Exception in thread "odoAvroTest-e4ef8e3e-ea1e-458c-b309-b2afefbeacec-StreamThread-1" org.apache.kafka.streams.errors.StreamsException: Exception caught in process. taskId=0_0, processor=KSTREAM-SOURCE-0000000000, topic=odometer, partition=0, offset=0, stacktrace=org.apache.kafka.common.errors.SerializationException: Error retrieving Avro schema: {"type":"record","name": "" .... }
Caused by: io.confluent.kafka.schemaregistry.client.rest.exceptions.RestClientException: Subject not found.; error code: 40401
    at io.confluent.kafka.schemaregistry.client.rest.RestService.sendHttpRequest(RestService.java:226)
    at io.confluent.kafka.schemaregistry.client.rest.RestService.httpRequest(RestService.java:252)

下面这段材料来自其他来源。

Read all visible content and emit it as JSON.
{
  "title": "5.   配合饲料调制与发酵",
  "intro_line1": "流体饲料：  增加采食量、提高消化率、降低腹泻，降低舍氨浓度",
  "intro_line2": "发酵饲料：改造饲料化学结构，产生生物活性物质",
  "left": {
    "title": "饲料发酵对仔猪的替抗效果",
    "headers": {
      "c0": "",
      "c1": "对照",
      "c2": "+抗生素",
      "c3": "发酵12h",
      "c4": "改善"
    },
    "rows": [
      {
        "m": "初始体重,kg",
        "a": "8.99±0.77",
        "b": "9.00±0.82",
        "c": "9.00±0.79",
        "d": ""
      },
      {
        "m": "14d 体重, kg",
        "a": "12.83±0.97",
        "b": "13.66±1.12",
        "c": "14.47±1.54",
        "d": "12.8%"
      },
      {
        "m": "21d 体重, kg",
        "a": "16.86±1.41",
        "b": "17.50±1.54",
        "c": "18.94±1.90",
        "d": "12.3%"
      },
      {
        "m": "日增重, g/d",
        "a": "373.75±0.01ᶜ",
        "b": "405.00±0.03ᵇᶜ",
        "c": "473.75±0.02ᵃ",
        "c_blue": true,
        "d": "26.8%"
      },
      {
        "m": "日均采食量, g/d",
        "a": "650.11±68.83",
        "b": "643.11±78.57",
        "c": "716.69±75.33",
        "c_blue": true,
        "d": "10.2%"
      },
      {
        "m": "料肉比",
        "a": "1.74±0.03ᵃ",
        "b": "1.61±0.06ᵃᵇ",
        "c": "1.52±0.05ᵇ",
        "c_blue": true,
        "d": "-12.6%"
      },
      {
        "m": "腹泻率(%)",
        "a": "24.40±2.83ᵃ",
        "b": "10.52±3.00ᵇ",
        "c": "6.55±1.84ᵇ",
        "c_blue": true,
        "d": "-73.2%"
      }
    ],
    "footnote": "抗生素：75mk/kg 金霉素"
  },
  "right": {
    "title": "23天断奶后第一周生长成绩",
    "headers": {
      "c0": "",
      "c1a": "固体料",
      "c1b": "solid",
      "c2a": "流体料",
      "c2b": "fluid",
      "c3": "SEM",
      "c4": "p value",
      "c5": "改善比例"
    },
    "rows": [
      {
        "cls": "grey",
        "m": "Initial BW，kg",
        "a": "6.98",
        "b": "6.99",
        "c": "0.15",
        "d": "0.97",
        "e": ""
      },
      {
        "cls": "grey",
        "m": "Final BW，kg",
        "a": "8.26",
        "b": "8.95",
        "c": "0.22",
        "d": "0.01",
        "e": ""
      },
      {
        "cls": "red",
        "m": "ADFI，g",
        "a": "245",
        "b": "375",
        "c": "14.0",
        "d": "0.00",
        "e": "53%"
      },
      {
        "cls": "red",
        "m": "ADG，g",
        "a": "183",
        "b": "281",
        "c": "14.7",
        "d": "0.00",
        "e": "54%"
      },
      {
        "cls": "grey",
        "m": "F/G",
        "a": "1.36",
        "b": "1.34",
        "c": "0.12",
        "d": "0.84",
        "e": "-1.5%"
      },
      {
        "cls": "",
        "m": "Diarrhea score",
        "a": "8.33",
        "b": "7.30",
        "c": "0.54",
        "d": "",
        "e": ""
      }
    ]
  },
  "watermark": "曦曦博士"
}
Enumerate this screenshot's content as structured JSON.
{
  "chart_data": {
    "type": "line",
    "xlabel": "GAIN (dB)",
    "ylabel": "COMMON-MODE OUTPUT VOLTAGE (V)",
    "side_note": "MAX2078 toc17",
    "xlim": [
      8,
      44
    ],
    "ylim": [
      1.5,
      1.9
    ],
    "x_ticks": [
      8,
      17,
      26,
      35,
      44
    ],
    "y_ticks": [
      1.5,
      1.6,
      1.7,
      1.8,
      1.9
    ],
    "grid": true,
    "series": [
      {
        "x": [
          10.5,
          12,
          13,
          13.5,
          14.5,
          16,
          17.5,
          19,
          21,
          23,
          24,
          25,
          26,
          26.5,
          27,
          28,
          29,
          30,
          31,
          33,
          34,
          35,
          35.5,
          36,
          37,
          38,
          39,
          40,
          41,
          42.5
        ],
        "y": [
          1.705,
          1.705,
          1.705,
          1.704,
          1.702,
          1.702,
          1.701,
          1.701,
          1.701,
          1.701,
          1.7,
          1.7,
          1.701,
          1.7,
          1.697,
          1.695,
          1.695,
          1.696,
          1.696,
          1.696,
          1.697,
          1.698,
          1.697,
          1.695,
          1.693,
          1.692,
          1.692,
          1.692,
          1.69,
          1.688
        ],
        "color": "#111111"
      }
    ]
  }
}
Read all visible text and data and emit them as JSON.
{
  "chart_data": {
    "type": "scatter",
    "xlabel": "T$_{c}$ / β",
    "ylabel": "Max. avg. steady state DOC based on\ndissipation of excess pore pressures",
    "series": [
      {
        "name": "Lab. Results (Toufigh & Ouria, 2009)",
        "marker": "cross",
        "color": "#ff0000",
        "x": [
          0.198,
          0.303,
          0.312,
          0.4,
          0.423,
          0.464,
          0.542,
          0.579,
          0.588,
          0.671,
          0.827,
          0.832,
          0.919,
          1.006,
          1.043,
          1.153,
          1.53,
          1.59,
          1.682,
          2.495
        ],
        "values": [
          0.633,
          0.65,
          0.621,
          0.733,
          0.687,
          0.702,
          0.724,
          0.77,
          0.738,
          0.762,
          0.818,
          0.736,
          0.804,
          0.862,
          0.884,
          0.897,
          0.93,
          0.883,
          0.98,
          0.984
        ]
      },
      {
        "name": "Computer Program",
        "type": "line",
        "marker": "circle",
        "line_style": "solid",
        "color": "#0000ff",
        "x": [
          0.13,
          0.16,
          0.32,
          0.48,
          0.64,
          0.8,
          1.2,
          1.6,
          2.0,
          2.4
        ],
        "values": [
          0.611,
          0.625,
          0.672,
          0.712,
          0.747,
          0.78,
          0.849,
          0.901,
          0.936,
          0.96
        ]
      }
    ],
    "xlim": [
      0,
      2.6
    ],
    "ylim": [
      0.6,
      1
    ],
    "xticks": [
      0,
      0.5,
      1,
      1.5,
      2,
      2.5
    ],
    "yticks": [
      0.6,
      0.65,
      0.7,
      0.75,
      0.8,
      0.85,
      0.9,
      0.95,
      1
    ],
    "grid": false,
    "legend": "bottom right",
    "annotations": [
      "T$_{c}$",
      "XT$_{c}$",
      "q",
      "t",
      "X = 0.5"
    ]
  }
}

    at io.confluent.kafka.schemaregistry.client.rest.RestService.lookUpSubjectVersion(RestService.java:319)
    at io.confluent.kafka.schemaregistry.client.rest.RestService.lookUpSubjectVersion(RestService.java:307)
    at io.confluent.kafka.schemaregistry.client.CachedSchemaRegistryClient.getIdFromRegistry(CachedSchemaRegistryClient.java:165)
    at io.confluent.kafka.schemaregistry.client.CachedSchemaRegistryClient.getId(CachedSchemaRegistryClient.java:297)
    at io.confluent.kafka.serializers.AbstractKafkaAvroSerializer.serializeImpl(AbstractKafkaAvroSerializer.java:73)
    at io.confluent.kafka.serializers.KafkaAvroSerializer.serialize(KafkaAvroSerializer.java:53)
    at io.confluent.kafka.streams.serdes.avro.SpecificAvroSerializer.serialize(SpecificAvroSerializer.java:65)
    at io.confluent.kafka.streams.serdes.avro.SpecificAvroSerializer.serialize(SpecificAvroSerializer.java:38)
    at org.apache.kafka.streams.state.internals.ValueAndTimestampSerializer.serialize(ValueAndTimestampSerializer.java:59)
    at org.apache.kafka.streams.state.internals.ValueAndTimestampSerializer.serialize(ValueAndTimestampSerializer.java:50)
    at org.apache.kafka.streams.state.internals.ValueAndTimestampSerializer.serialize(ValueAndTimestampSerializer.java:27)
    at org.apache.kafka.streams.state.StateSerdes.rawValue(StateSerdes.java:192)
    at org.apache.kafka.streams.state.internals.MeteredKeyValueStore.put(MeteredKeyValueStore.java:166)
    at org.apache.kafka.streams.processor.internals.ProcessorContextImpl$KeyValueStoreReadWriteDecorator.put(ProcessorContextImpl.java:486)
    at org.apache.kafka.streams.kstream.internals.KStreamAggregate$KStreamAggregateProcessor.process(KStreamAggregate.java:103)
    at org.apache.kafka.streams.processor.internals.ProcessorNode.process(ProcessorNode.java:117)
    at org.apache.kafka.streams.processor.internals.ProcessorContextImpl.forward(ProcessorContextImpl.java:201)
    at org.apache.kafka.streams.processor.internals.ProcessorContextImpl.forward(ProcessorContextImpl.java:180)
    at org.apache.kafka.streams.processor.internals.ProcessorContextImpl.forward(ProcessorContextImpl.java:133)
    at org.apache.kafka.streams.processor.internals.SourceNode.process(SourceNode.java:87)
    at org.apache.kafka.streams.processor.internals.StreamTask.process(StreamTask.java:363)
    at org.apache.kafka.streams.processor.internals.AssignedStreamsTasks.process(AssignedStreamsTasks.java:199)
    at org.apache.kafka.streams.processor.internals.TaskManager.process(TaskManager.java:425)
    at org.apache.kafka.streams.processor.internals.StreamThread.runOnce(StreamThread.java:912)
    at org.apache.kafka.streams.processor.internals.StreamThread.runLoop(StreamThread.java:819)
    at org.apache.kafka.streams.processor.internals.StreamThread.run(StreamThread.java:788)

请告知是否需要进行其他配置调整才能使此工作正常进行。当我将输入更改为 hashmap 和/或简单的 POJO amd 使用 JSONSerde 时,代码似乎可以工作并创建聚合

这里的问题是 AVRO Serde 需要的 Schema Registry。当您在 Materialized.with() 中设置值 Serde 时,您必须将架构注册表配置设置为您的 serde。